A former CIA officer who was involved in the hunt for Bin Laden on torture, political betrayals and the future of intelligence agencies

December 12, 2014
Activists dressed up as prisoners to protest American torture in Chicago. © HEXIANFENG/LANDOV/Press Association Images
Activists dressed up as prisoners to protest American torture in Chicago. © HEXIANFENG/LANDOV/Press Association Images

"MI6 and MI5 know of the worth of the programmes we ran. But they can't say anything," says Mike Scheuer. Does that mean that British agencies benefitted from the product of those interrogations?

"All of the European countries did," he says, "but certainly the British did indeed." Scheuer spent over 20 years working in the CIA, where he both headed the Bin Laden Unit and oversaw the Agency’s rendition programme.

He is scathing about the Senate report on the interrogation techniques used by the CIA on detainees. "It may make recruiting people overseas more difficult," says Scheuer. "Now most people who run operations take out personal liability insurance because they know that the President and Congress will throw them under the bus if it becomes politically expedient to do so."

In her introduction to the report, Senator Dianne Feinstein, head of the Senate Intelligence Committee, told Congress that: "It is my personal conclusion that under any common meaning of the term, CIA detainees were tortured."

"I think that's incorrect," says Scheuer. The CIA, he says, is not a "rogue agent", but "the agency of the President," meaning that nothing can be done without his direction and nothing is authorised without first passing through several layers of legal analysis.

"If what was conducted in terms of those interrogations was torture," says Scheuer, "then certainly the law schools in the US that staff the Department of Justice, the National Security Council, the CIA the White House, need a little bit of renovation in terms of what they're teaching. So I find that ridiculous."

Scheuer is a controversial figure, not only for his comments on Israel, but also for a column that appeared to suggest the assassination of President Barack Obama. Scheuer rejects this interpretation of his comments. He started at the CIA as an analyst in the Directorate of Intelligence in 1982, he went on to work on the CIA's covert action programme in support of the Afghan Mujahedeen in its war against the Soviet Union. After a short absence in 2001 he became senior advisor in the agency's Bin Laden unit and also ran the CIA's rendition programme. He resigned in 2004 after disagreements on post-9/11 policy.

His analysis of the role and activities of intelligence agencies is an unusual and at times contradictory one. On the one hand he suggests that: "We are losing this war because we've depended on nonsense things. On complements to military power: drones, Special Forces, renditions, interrogations. That's why this problem is now on four continents—because we have not used military power." But on the other hand, when reflecting on the US's involvement in Iraq, he says, "we should never have went there in the first place." He also refers to "the border areas in Pakistan" saying that "we have done stunning work there, the agency and the drones and the special forces. Terrific."

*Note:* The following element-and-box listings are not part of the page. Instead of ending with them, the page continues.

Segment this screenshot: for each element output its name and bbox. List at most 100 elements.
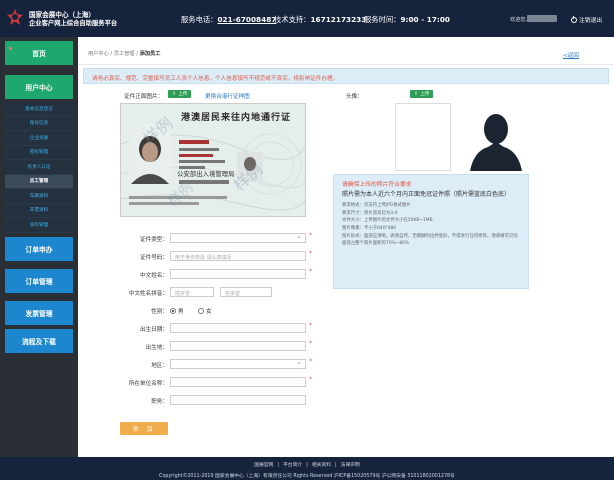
- sidebar-subitem[interactable]: 开票资料: [5, 204, 73, 218]
- upload-label: 上传: [420, 92, 430, 97]
- sidebar-subitem[interactable]: 基本信息登记: [5, 102, 73, 117]
- service-hours-value: 9:00 - 17:00: [400, 15, 450, 24]
- sidebar-download[interactable]: 流程及下载: [5, 328, 73, 353]
- sidebar-invoice-manage[interactable]: 发票管理: [5, 300, 73, 325]
- service-phone-value: 021-67008487: [217, 15, 277, 24]
- footer-link[interactable]: 相关资料: [312, 463, 331, 468]
- requirements-list: 要求格式：仅支持上传JPG格式图片 要求尺寸：照片宽高比为3:4 文件大小：上传图片…: [342, 203, 520, 248]
- portrait-upload-button[interactable]: ⇧ 上传: [410, 90, 434, 98]
- breadcrumb: 用户中心 / 员工管理 / 添加员工: [88, 50, 160, 57]
- required-star: *: [309, 268, 312, 275]
- sidebar-order-manage[interactable]: 订单管理: [5, 268, 73, 293]
- tech-support-info: 技术支持：16712173233: [274, 15, 366, 25]
- sidebar-subitem[interactable]: 账号信息: [5, 117, 73, 131]
- position-label: 职务：: [151, 399, 168, 405]
- service-hours-label: 服务时间：: [364, 15, 401, 24]
- id-photo-upload-button[interactable]: ⇧ 上传: [168, 90, 192, 98]
- gender-male-radio[interactable]: 男: [170, 307, 184, 315]
- sidebar-subitem[interactable]: 密码管理: [5, 146, 73, 160]
- requirement-item: 面部占整个照片面积的70%~80%: [342, 241, 410, 247]
- footer-link[interactable]: 平台简介: [283, 463, 302, 468]
- footer-link[interactable]: 法律声明: [341, 463, 360, 468]
- required-star: *: [309, 232, 312, 239]
- required-star: *: [309, 250, 312, 257]
- breadcrumb-parent[interactable]: 员工管理: [114, 51, 135, 57]
- brand-subtitle: 企业客户网上综合自助服务平台: [29, 20, 118, 27]
- upload-label: 上传: [178, 92, 188, 97]
- main-content: 用户中心 / 员工管理 / 添加员工 <返回 请务必真实、规范、完整填写员工人员…: [78, 37, 614, 457]
- breadcrumb-home[interactable]: 用户中心: [88, 51, 109, 57]
- org-label: 所在单位名称：: [128, 381, 168, 387]
- radio-icon: [170, 308, 176, 314]
- required-star: *: [309, 376, 312, 383]
- requirements-main: 照片需为本人近六个月内正面免冠证件照（照片需蓝底白色底）: [342, 191, 511, 198]
- cn-name-label: 中文姓名：: [140, 273, 168, 279]
- requirements-title: 请确保上传的照片符合要求: [342, 182, 412, 188]
- sidebar-order-apply[interactable]: 订单申办: [5, 236, 73, 261]
- requirement-item: 照片形式：面部应清晰，表情自然，无模糊的拉伸变形，不得进行任何修饰，须清晰可识别: [342, 233, 518, 239]
- logout-button[interactable]: 注销退出: [571, 15, 602, 24]
- service-hours-info: 服务时间：9:00 - 17:00: [364, 15, 450, 25]
- region-select[interactable]: [170, 358, 306, 369]
- requirement-item: 文件大小：上传图片的文件大小在50KB~1MB: [342, 218, 433, 224]
- divider: [78, 64, 614, 65]
- birth-date-label: 出生日期：: [140, 327, 168, 333]
- footer-separator: |: [277, 463, 279, 468]
- switch-sample-link[interactable]: 更换台港行证样图: [205, 92, 250, 100]
- id-card-sample-image: 港澳居民来往内地通行证 公安部出入境管理局 样例 样例 样例: [120, 103, 306, 217]
- sidebar-user-center[interactable]: 用户中心: [5, 75, 73, 99]
- power-icon: [571, 15, 577, 23]
- surname-pinyin-input[interactable]: 姓拼音: [170, 287, 214, 297]
- add-button[interactable]: 添 加: [120, 422, 168, 435]
- doc-type-select[interactable]: [170, 232, 306, 243]
- tech-support-label: 技术支持：: [274, 15, 311, 24]
- radio-icon: [198, 308, 204, 314]
- id-photo-label: 证件正面图片：: [124, 94, 164, 100]
- tech-support-value: 16712173233: [310, 15, 367, 24]
- upload-icon: ⇧: [414, 90, 419, 97]
- sidebar-home[interactable]: 首页: [5, 41, 73, 65]
- footer-separator: |: [335, 463, 337, 468]
- sidebar-subitem[interactable]: 负责人认证: [5, 160, 73, 175]
- requirement-item: 要求尺寸：照片宽高比为3:4: [342, 210, 398, 216]
- gender-female-radio[interactable]: 女: [198, 307, 212, 315]
- back-link[interactable]: <返回: [563, 51, 579, 59]
- id-card-title: 港澳居民来往内地通行证: [181, 113, 292, 123]
- footer-links: 国展官网 | 平台简介 | 相关资料 | 法律声明: [0, 461, 614, 468]
- birth-place-label: 出生地：: [145, 345, 168, 351]
- notice-banner: 请务必真实、规范、完整填写员工人员个人信息。个人信息填写不规范或不真实，将影响证…: [83, 68, 609, 84]
- doc-no-input[interactable]: 用于身份校验 请认真填写: [170, 251, 306, 261]
- position-input[interactable]: [170, 395, 306, 405]
- region-label: 地区：: [151, 363, 168, 369]
- logo-icon: [7, 9, 23, 25]
- footer-copyright: Copyright©2011-2019 国家会展中心（上海）有限责任公司 Rig…: [159, 474, 455, 479]
- gender-male-label: 男: [178, 309, 184, 315]
- birth-date-input[interactable]: [170, 323, 306, 333]
- sidebar-subitem[interactable]: 资料管理: [5, 218, 73, 233]
- gender-label: 性别：: [151, 309, 168, 315]
- given-name-pinyin-input[interactable]: 名拼音: [220, 287, 272, 297]
- sidebar-subitem[interactable]: 企业资质: [5, 131, 73, 146]
- logout-label: 注销退出: [579, 18, 603, 24]
- sidebar-subitem[interactable]: 车辆资料: [5, 189, 73, 204]
- top-header: 国家会展中心（上海） 企业客户网上综合自助服务平台 服务电话：021-67008…: [0, 0, 614, 37]
- required-star: *: [309, 340, 312, 347]
- doc-no-label: 证件号码：: [140, 255, 168, 261]
- portrait-preview-empty[interactable]: [395, 103, 451, 171]
- requirement-item: 图片像素：不小于640*480: [342, 225, 397, 231]
- footer-separator: |: [306, 463, 308, 468]
- user-center-submenu: 基本信息登记 账号信息 企业资质 密码管理 负责人认证 员工管理 车辆资料 开票资料 资料管理: [5, 102, 73, 233]
- service-phone-info: 服务电话：021-67008487: [181, 15, 276, 25]
- person-silhouette-icon: [464, 103, 528, 171]
- footer-link[interactable]: 国展官网: [254, 463, 273, 468]
- cn-name-input[interactable]: [170, 269, 306, 279]
- doc-type-label: 证件类型：: [140, 237, 168, 243]
- required-star: *: [309, 322, 312, 329]
- pinyin-name-label: 中文姓名拼音：: [128, 291, 168, 297]
- org-input[interactable]: [170, 377, 306, 387]
- birth-place-input[interactable]: [170, 341, 306, 351]
- required-star: *: [309, 358, 312, 365]
- photo-requirements-box: 请确保上传的照片符合要求 照片需为本人近六个月内正面免冠证件照（照片需蓝底白色底…: [333, 174, 529, 289]
- sidebar-subitem[interactable]: 员工管理: [5, 174, 73, 189]
- upload-icon: ⇧: [172, 90, 177, 97]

Despite the contradictions, at the heart of what Scheuer says is an uncomfortable truth for governments and intelligence agencies—asymmetric warfare will inevitably put a greater stress on intelligence agencies, and will draw them into an increasingly ambiguous role, to which they are ill-suited.

As Christopher Andrew wrote in his official history of MI5, Defence of the Realm, since the collapse of the Soviet Union, intelligence agencies concentrate less on other states, and more on small groups of radicalised men and women. The ability of intelligence agencies to root out radicals has, since 9/11, become a weapon of the battlefield.

"The defence of the country is always centre stage," says Scheuer. "If you don't do it with one tool, you do it with another and as long as you don't use your military and you're uncomfortable killing the enemy in the requisite numbers, then you are going to stick the intelligence agencies with stuff that is beyond their ability to do."

"I wrote a note to the Director of Central Intelligence in 1997 or 1998," he says, "and it's quoted in The 9/11 Report, where I said the Agency's going to be able to hold the ring here for a little while. But within three or four years if we don't destroy al Qaeda soon it's going to be too big for us and we're going to take a major military effort."

"And I think it's long past time, sir, where the intelligence services can hold the ring any more."